In a recent development, Talwalkars has announced the inauguration of 20 gyms under the Power World Gyms brand in Bengaluru as part of its expansion strategy. This expansion is a logical continuation of the company’s strategic partnership with Power World Gyms (PWG), Sri Lanka, a company in which it made a significant investment in October 2015.Founded by Talavou Alailima, PWG’S operating model makes high-class fitness facilities in gyms of 3,500–8,000 sqft available at affordable prices.

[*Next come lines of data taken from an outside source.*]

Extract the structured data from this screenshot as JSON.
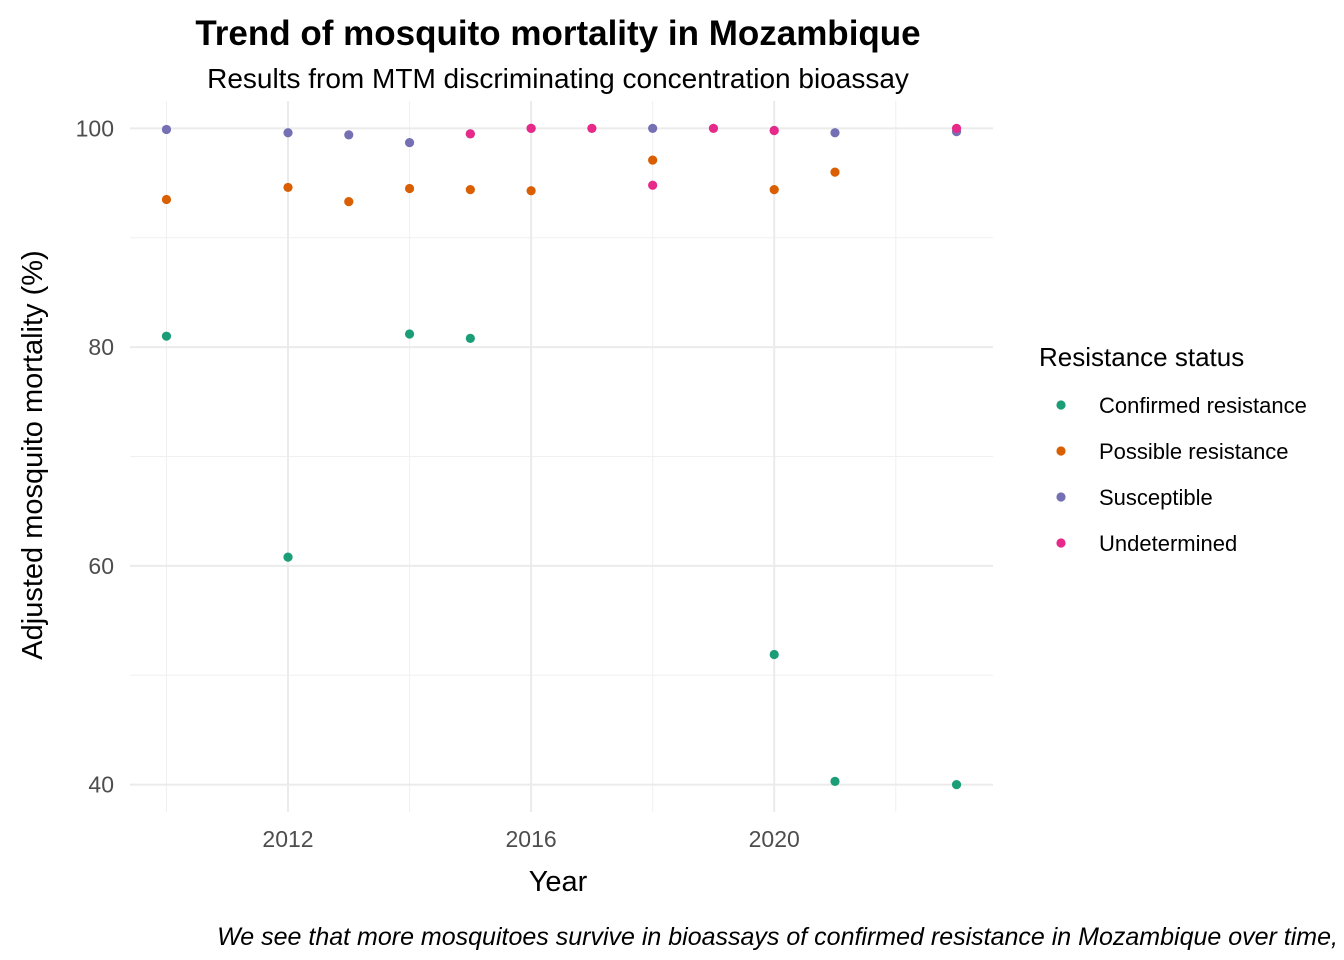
{
  "chart_data": {
    "type": "scatter",
    "title": "Trend of mosquito mortality in Mozambique",
    "subtitle": "Results from MTM discriminating concentration bioassay",
    "xlabel": "Year",
    "ylabel": "Adjusted mosquito mortality (%)",
    "caption": "We see that more mosquitoes survive in bioassays of confirmed resistance in Mozambique over time,",
    "xlim": [
      2009.4,
      2023.6
    ],
    "ylim": [
      37.5,
      102.5
    ],
    "x_ticks": [
      2012,
      2016,
      2020
    ],
    "y_ticks": [
      40,
      60,
      80,
      100
    ],
    "grid": true,
    "legend": {
      "title": "Resistance status",
      "position": "right"
    },
    "series": [
      {
        "name": "Confirmed resistance",
        "color": "#1B9E77",
        "points": [
          {
            "x": 2010,
            "y": 81.0
          },
          {
            "x": 2012,
            "y": 60.8
          },
          {
            "x": 2014,
            "y": 81.2
          },
          {
            "x": 2015,
            "y": 80.8
          },
          {
            "x": 2020,
            "y": 51.9
          },
          {
            "x": 2021,
            "y": 40.3
          },
          {
            "x": 2023,
            "y": 40.0
          }
        ]
      },
      {
        "name": "Possible resistance",
        "color": "#D95F02",
        "points": [
          {
            "x": 2010,
            "y": 93.5
          },
          {
            "x": 2012,
            "y": 94.6
          },
          {
            "x": 2013,
            "y": 93.3
          },
          {
            "x": 2014,
            "y": 94.5
          },
          {
            "x": 2015,
            "y": 94.4
          },
          {
            "x": 2016,
            "y": 94.3
          },
          {
            "x": 2018,
            "y": 97.1
          },
          {
            "x": 2020,
            "y": 94.4
          },
          {
            "x": 2021,
            "y": 96.0
          }
        ]
      },
      {
        "name": "Susceptible",
        "color": "#7570B3",
        "points": [
          {
            "x": 2010,
            "y": 99.9
          },
          {
            "x": 2012,
            "y": 99.6
          },
          {
            "x": 2013,
            "y": 99.4
          },
          {
            "x": 2014,
            "y": 98.7
          },
          {
            "x": 2015,
            "y": 99.5
          },
          {
            "x": 2016,
            "y": 100.0
          },
          {
            "x": 2018,
            "y": 100.0
          },
          {
            "x": 2020,
            "y": 99.8
          },
          {
            "x": 2021,
            "y": 99.6
          },
          {
            "x": 2023,
            "y": 99.7
          }
        ]
      },
      {
        "name": "Undetermined",
        "color": "#E7298A",
        "points": [
          {
            "x": 2015,
            "y": 99.5
          },
          {
            "x": 2016,
            "y": 100.0
          },
          {
            "x": 2017,
            "y": 100.0
          },
          {
            "x": 2018,
            "y": 94.8
          },
          {
            "x": 2019,
            "y": 100.0
          },
          {
            "x": 2020,
            "y": 99.8
          },
          {
            "x": 2023,
            "y": 100.0
          }
        ]
      }
    ]
  }
}
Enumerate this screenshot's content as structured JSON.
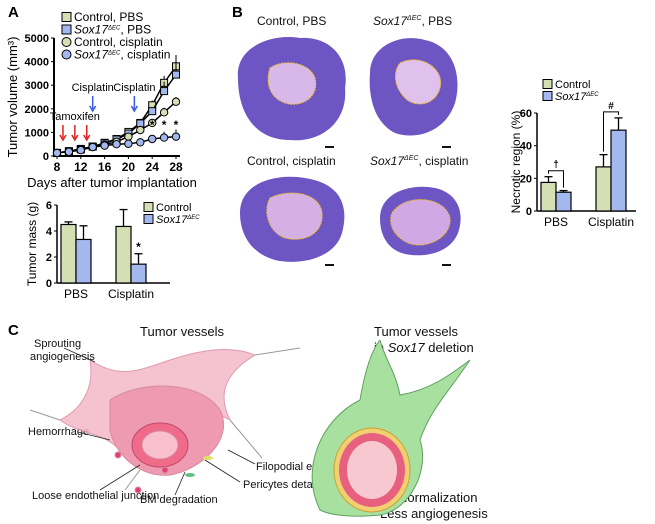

The wellness industry is valued at Rs 490 billion, dominated by weight loss and beauty treatment services. A Deloitte-IHRSA report indicated that there are 4.8 million fitness seekers across Mumbai, Delhi, and Bengaluru.
Prashant’s advice to the startup fraternity on attaining profitability is: “One needs to have patience and strategic plans and be able to come up with the concept or strategy which is convenient to attain profitability. We cannot come up with something and say ‘I will exit’.”